Estas precisões decorrem de uma entrevista ao Observador, no dia 15, na qual a coordenadora do Bloco considerou o epíteto extrema-esquerda, em relação ao BE, como um insulto. Catarina Martins afirmou preferir a designação esquerda radical.
“Na Ciência Política, depois da queda do muro de Berlim, há uma distinção entre extrema-esquerda e a esquerda radical”, pondera André Freire, do departamento de Ciência Política e de Políticas Públicas, do ISCTE, e autor de A Esquerda Radical em Portugal e na Europa. “A extrema-esquerda”, prossegue André Freire, “seria a esquerda comunista não renovada, ortodoxa, ligada à URSS e que nunca fez uma crítica à realidade soviética. Os outros, como o BE, formados a partir da Política XXI, cisão do PCP de, entre outros, Miguel Portas, do PSR e dos maoístas, fizeram uma crítica à herança totalitária.”
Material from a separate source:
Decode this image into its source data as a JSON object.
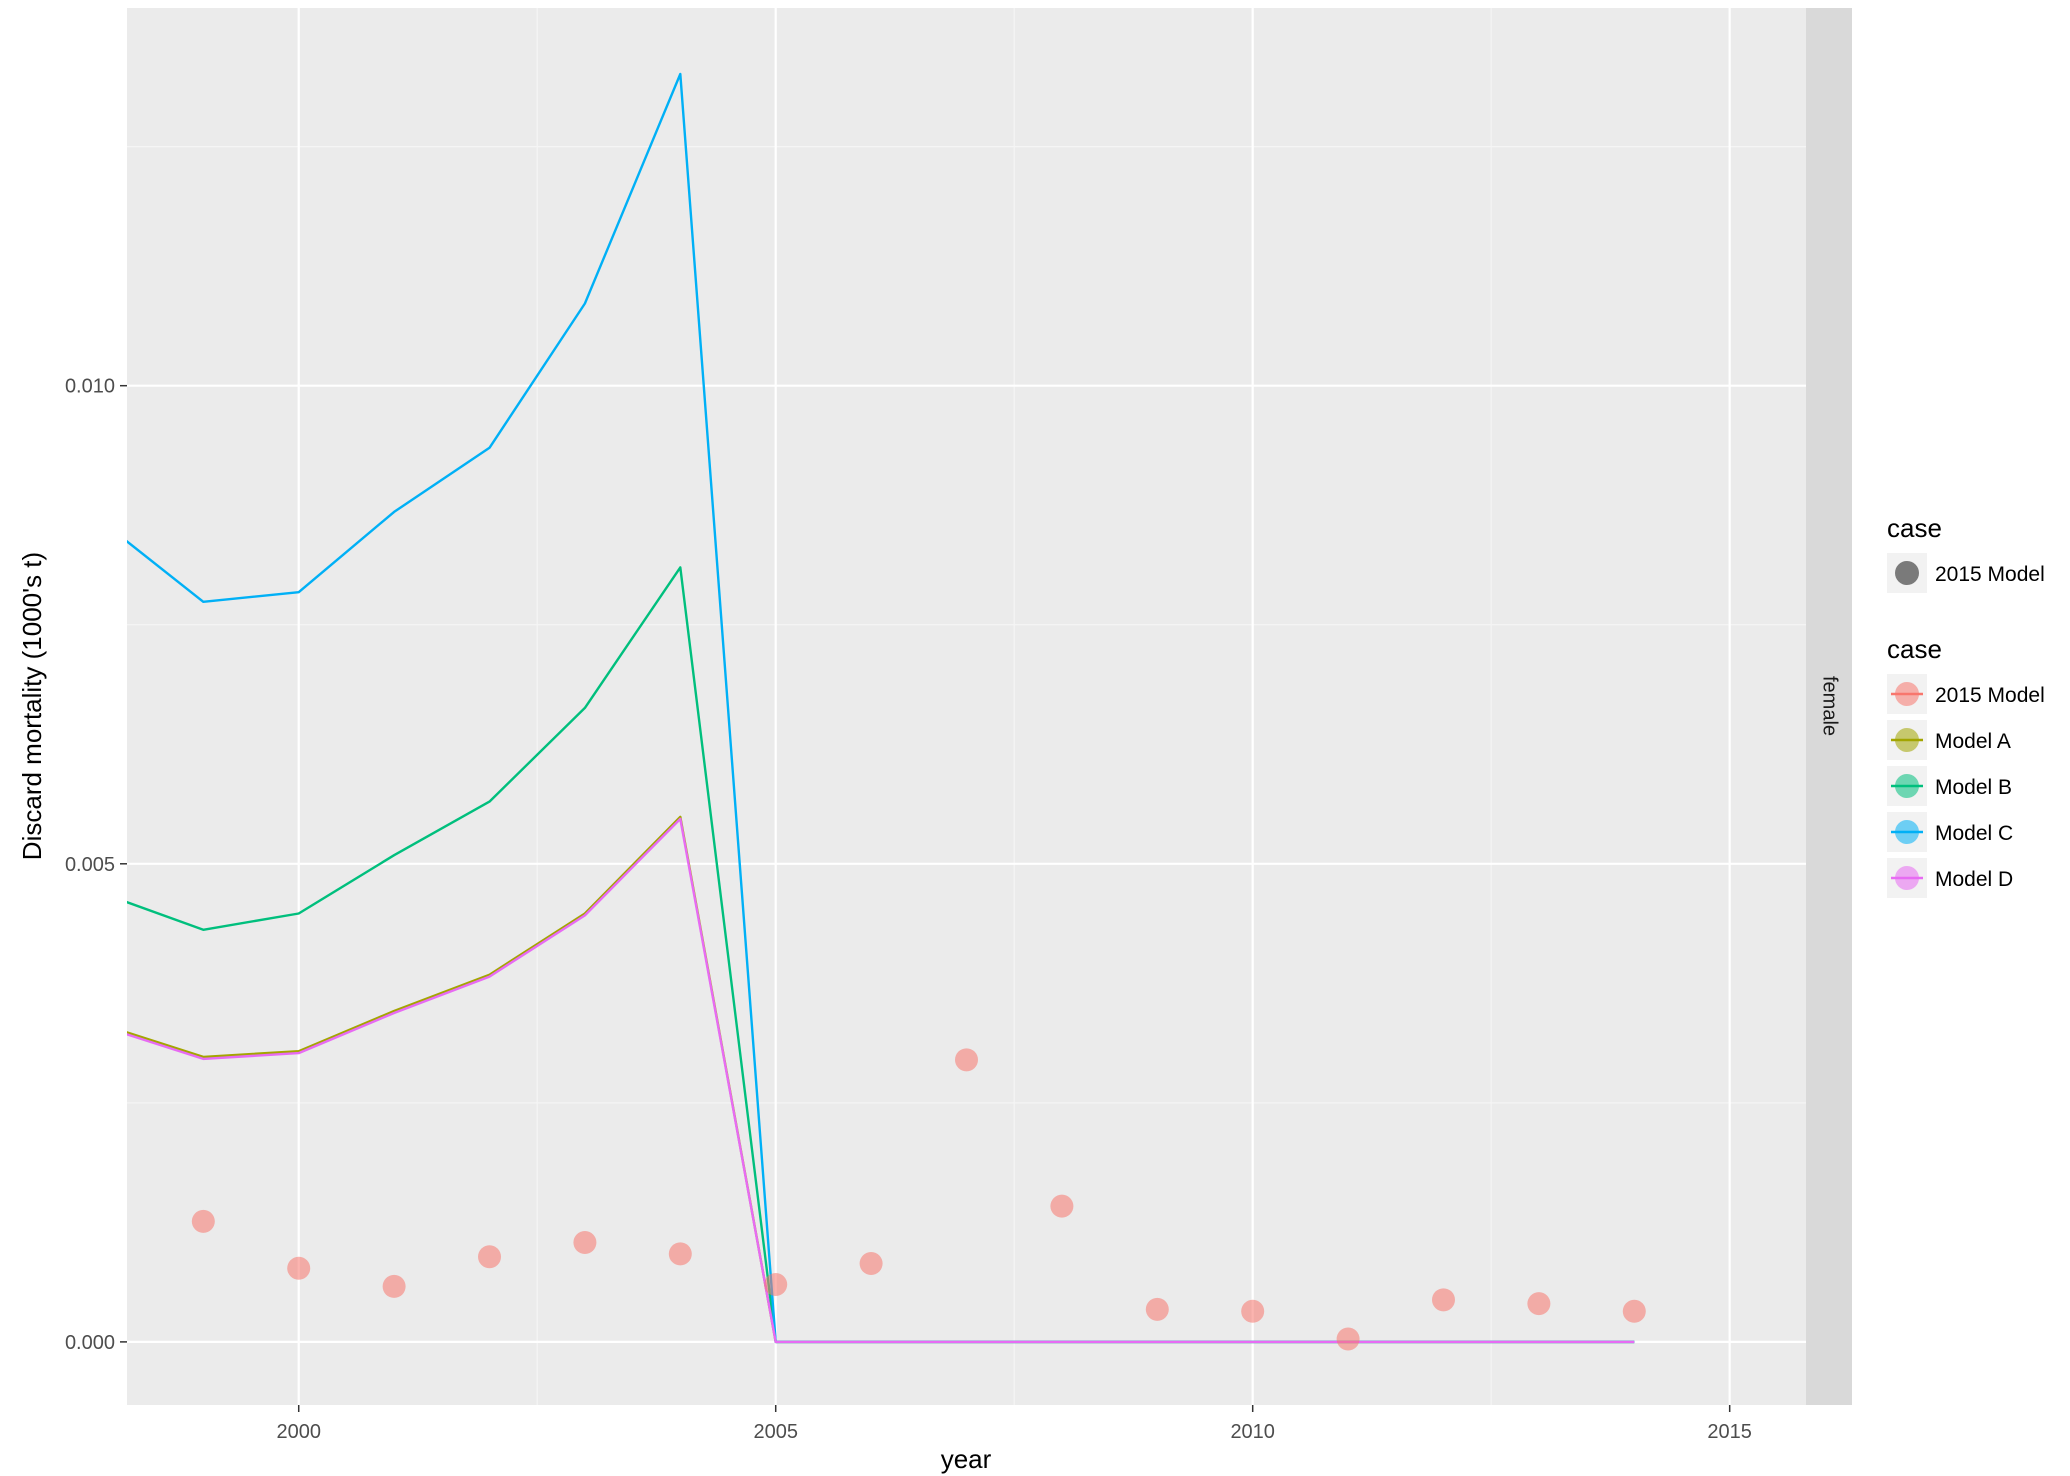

Boaventura Sousa Santos aprofunda a divisão. “Faz sentido falar de esquerda radical para distinguir da esquerda mais moderada, mas deixou de haver uma esquerda extra-institucional, que não aceita as instituições”, salienta. Em São Bento todas as esquerdas – PS, BE, PCP – estão no Parlamento, nas instituições e apoiam o Governo de António Costa. “O elemento radical não me diz muito”, confessa o sociólogo de Coimbra. “A designação mais feliz seria a esquerda à esquerda”, concluiu. Tendo como meridiano o PS.
“O crescimento do Bloco vem da desilusão das políticas do PS, sobretudo aquando do referendo do aborto, e até há pouco tempo os militantes estavam mais à esquerda do que os dirigentes”, recorda Costa Pinto. “Havia uma componente revolucionária que foi assumindo um carácter de esquerda socialista democrática”, descreve. “No núcleo dirigente, a marca do marxismo, como a do anticapitalismo, é muito diminuta, o BE foi-se transformando num partido cada vez mais eleitoral e com uma pequena ligação aos movimentos sociais”, conclui.
“O extremismo tem a conotação de menor propensão para o compromisso com os sociais-democratas, a esquerda radical está mais disposta”, observa André Freire. Desde os acordos à esquerda de Novembro de 2015, esta definição ganhou a densidade de um apoio a um executivo minoritário.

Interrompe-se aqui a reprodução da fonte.